The usually irrepressible Mr. Weiner did not identify his ailment at last night’s debate. Followers of his campaign, however, had spent much of the day wondering whether excruciating pain from an early morning kidney stone would keep the congressman, who has consistently placed near the bottom of the Democratic pack in public-opinion polls and who suffers from low name recognition, from participating in the debate at all.

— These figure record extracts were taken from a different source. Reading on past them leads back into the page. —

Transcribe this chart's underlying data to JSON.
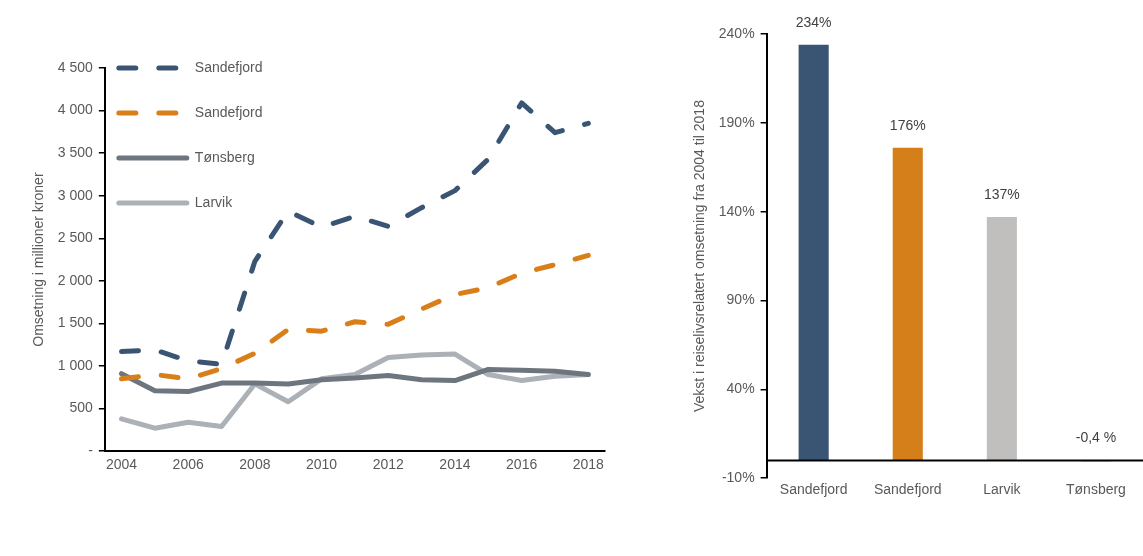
{
  "chart_data": [
    {
      "type": "line",
      "ylabel": "Omsetning i millioner kroner",
      "x": [
        2004,
        2005,
        2006,
        2007,
        2008,
        2009,
        2010,
        2011,
        2012,
        2013,
        2014,
        2015,
        2016,
        2017,
        2018
      ],
      "xlim": [
        2003.5,
        2018.5
      ],
      "xticks": [
        2004,
        2006,
        2008,
        2010,
        2012,
        2014,
        2016,
        2018
      ],
      "ylim": [
        0,
        4500
      ],
      "yticks": [
        {
          "value": 0,
          "label": "-"
        },
        500,
        {
          "value": 1000,
          "label": "1 000"
        },
        {
          "value": 1500,
          "label": "1 500"
        },
        {
          "value": 2000,
          "label": "2 000"
        },
        {
          "value": 2500,
          "label": "2 500"
        },
        {
          "value": 3000,
          "label": "3 000"
        },
        {
          "value": 3500,
          "label": "3 500"
        },
        {
          "value": 4000,
          "label": "4 000"
        },
        {
          "value": 4500,
          "label": "4 500"
        }
      ],
      "legend": "top left",
      "marker": "none",
      "series": [
        {
          "name": "Sandefjord",
          "color": "#3a5573",
          "line_style": "dashed",
          "values": [
            1170,
            1190,
            1060,
            1020,
            2230,
            2820,
            2630,
            2760,
            2640,
            2860,
            3060,
            3430,
            4090,
            3740,
            3850
          ]
        },
        {
          "name": "Sandefjord",
          "color": "#d97f1a",
          "line_style": "dashed",
          "values": [
            850,
            900,
            850,
            970,
            1150,
            1430,
            1410,
            1520,
            1490,
            1670,
            1840,
            1920,
            2090,
            2190,
            2300
          ]
        },
        {
          "name": "Tønsberg",
          "color": "#6d767e",
          "line_style": "solid",
          "values": [
            910,
            710,
            700,
            800,
            800,
            790,
            840,
            860,
            890,
            840,
            830,
            960,
            950,
            940,
            900
          ]
        },
        {
          "name": "Larvik",
          "color": "#abb1b6",
          "line_style": "solid",
          "values": [
            380,
            270,
            340,
            290,
            790,
            580,
            850,
            900,
            1100,
            1130,
            1140,
            900,
            830,
            880,
            900
          ]
        }
      ]
    },
    {
      "type": "bar",
      "ylabel": "Vekst i reiselivsrelatert omsetning fra 2004 til 2018",
      "categories": [
        "Sandefjord",
        "Sandefjord",
        "Larvik",
        "Tønsberg"
      ],
      "values": [
        234,
        176,
        137,
        -0.4
      ],
      "colors": [
        "#3a5573",
        "#d57f1b",
        "#c0bfbd",
        "#6d767e"
      ],
      "value_labels": [
        "234%",
        "176%",
        "137%",
        "-0,4 %"
      ],
      "ylim": [
        -10,
        240
      ],
      "yticks": [
        {
          "value": -10,
          "label": "-10%"
        },
        {
          "value": 40,
          "label": "40%"
        },
        {
          "value": 90,
          "label": "90%"
        },
        {
          "value": 140,
          "label": "140%"
        },
        {
          "value": 190,
          "label": "190%"
        },
        {
          "value": 240,
          "label": "240%"
        }
      ]
    }
  ]
}
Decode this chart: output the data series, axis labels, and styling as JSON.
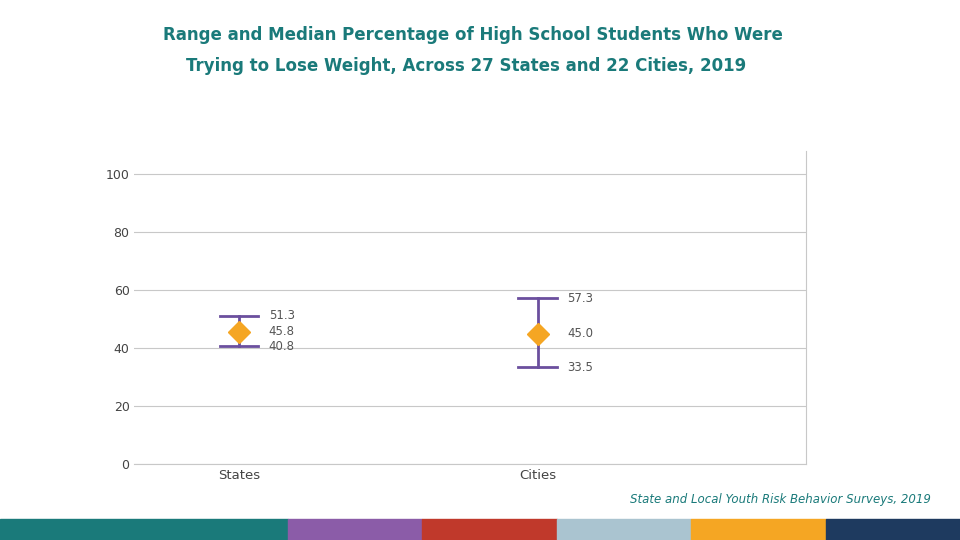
{
  "title_line1": "Range and Median Percentage of High School Students Who Were",
  "title_line2": "    Trying to Lose Weight, Across 27 States and 22 Cities, 2019",
  "title_color": "#1a7a7a",
  "categories": [
    "States",
    "Cities"
  ],
  "medians": [
    45.8,
    45.0
  ],
  "highs": [
    51.3,
    57.3
  ],
  "lows": [
    40.8,
    33.5
  ],
  "marker_color": "#f5a623",
  "line_color": "#6b4f9e",
  "annotation_color": "#555555",
  "annotation_fontsize": 8.5,
  "xlabel_fontsize": 9.5,
  "yticks": [
    0,
    20,
    40,
    60,
    80,
    100
  ],
  "ylim": [
    0,
    108
  ],
  "background_color": "#ffffff",
  "grid_color": "#c8c8c8",
  "footer_text": "State and Local Youth Risk Behavior Surveys, 2019",
  "footer_color": "#1a7a7a",
  "footer_fontsize": 8.5,
  "bar_colors": [
    "#1a7a7a",
    "#8b5ca8",
    "#c0392b",
    "#aac4d0",
    "#f5a623",
    "#1e3a5f"
  ],
  "bar_fractions": [
    0.3,
    0.14,
    0.14,
    0.14,
    0.14,
    0.14
  ]
}
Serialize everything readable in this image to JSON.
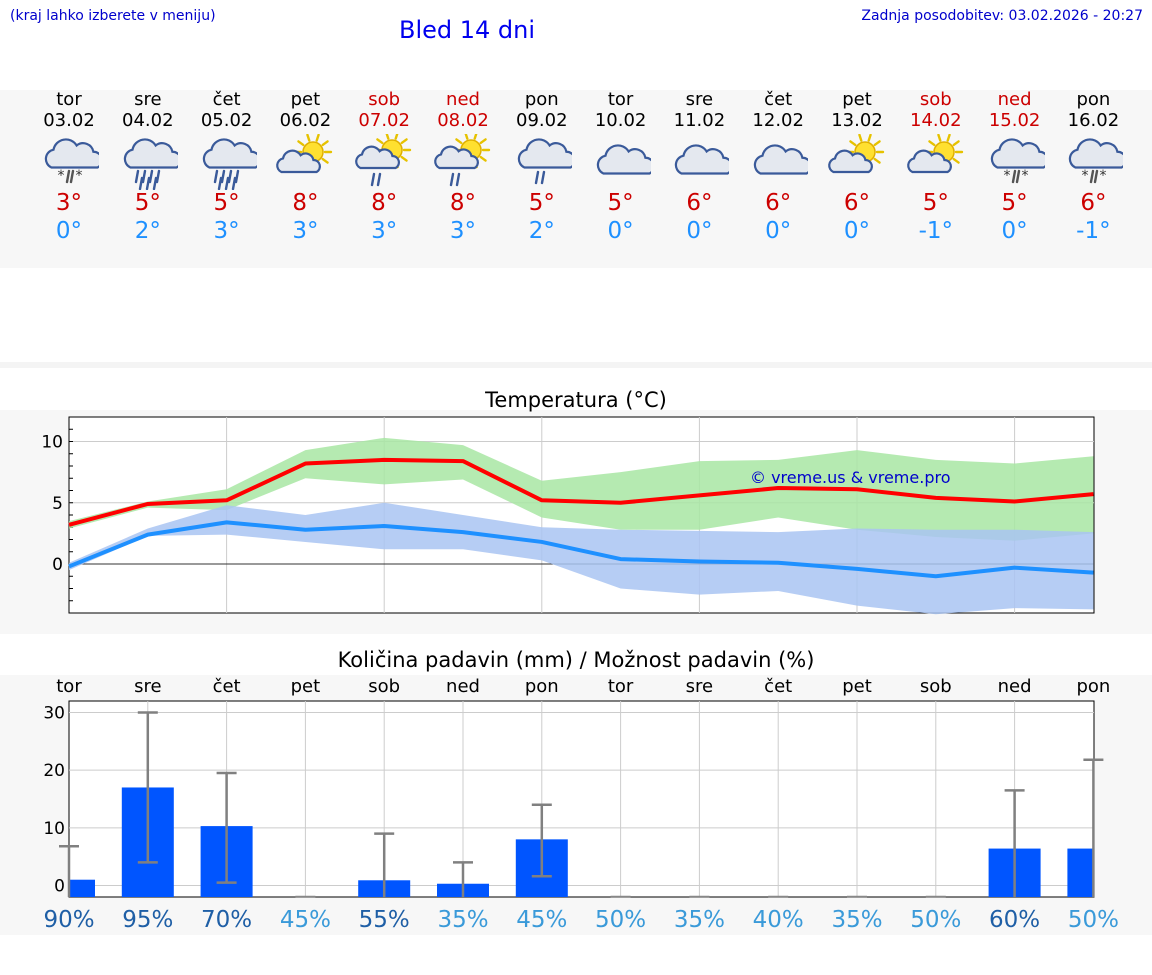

According to a spokesman for Mr. Weiner, Anson Kaye, the congressman awoke in the pre-dawn hours yesterday to “significant pain,” and at 5 a.m. went to the emergency room at Parkway Hospital in Forest Hills, Queens, where he spent six hours before being diagnosed with a kidney stone.
The campaign canceled a speech and other public appearances planned for yesterday afternoon and warned that Mr. Weiner, who spent the rest of the day recovering at home, might skip the debate. Meanwhile, questions surfaced as to whether the stone might also keep him from receiving around $1 million from the New York City Campaign Finance Board, which requires participation in official debates for candidates to receive public matching funds. Less than two hours before the debate, however, the campaign announced that Mr. Weiner would forfeit neither matching funds nor a chance to increase his visibility among the electorate, and would participate.
If Mr. Weiner’s appearance at last night’s televised forum seemed brave to viewers, it was in keeping with his general response to his ailment, the urologist who treated Mr. Weiner at Parkway, Edward Moss, said yesterday.
“Pain from a kidney stone is considered the most severe pain the body can experience,” Dr. Moss said. Although Dr. Moss – whose brother Mitchell is an unpaid adviser to Mayor Bloomberg – said he was unable to comment on the specifics of Mr. Weiner’s treatment, he said the congressman had been “stoic” throughout his emergency-room ordeal, adding that it was possible Mr. Weiner would experience intermittent pain throughout the day and into the debate.
Perhaps indicating that Mr. Weiner was suffering more than he let on last night, the congressman, when asked by the moderator of last night’s debate, NY1’s Dominic Carter, to explain his situation, responded by thanking the staff of “Parkside” for his treatment. Mr. Weiner was treated at Parkway Hospital. Parkside is a funeral home in Forest Hills.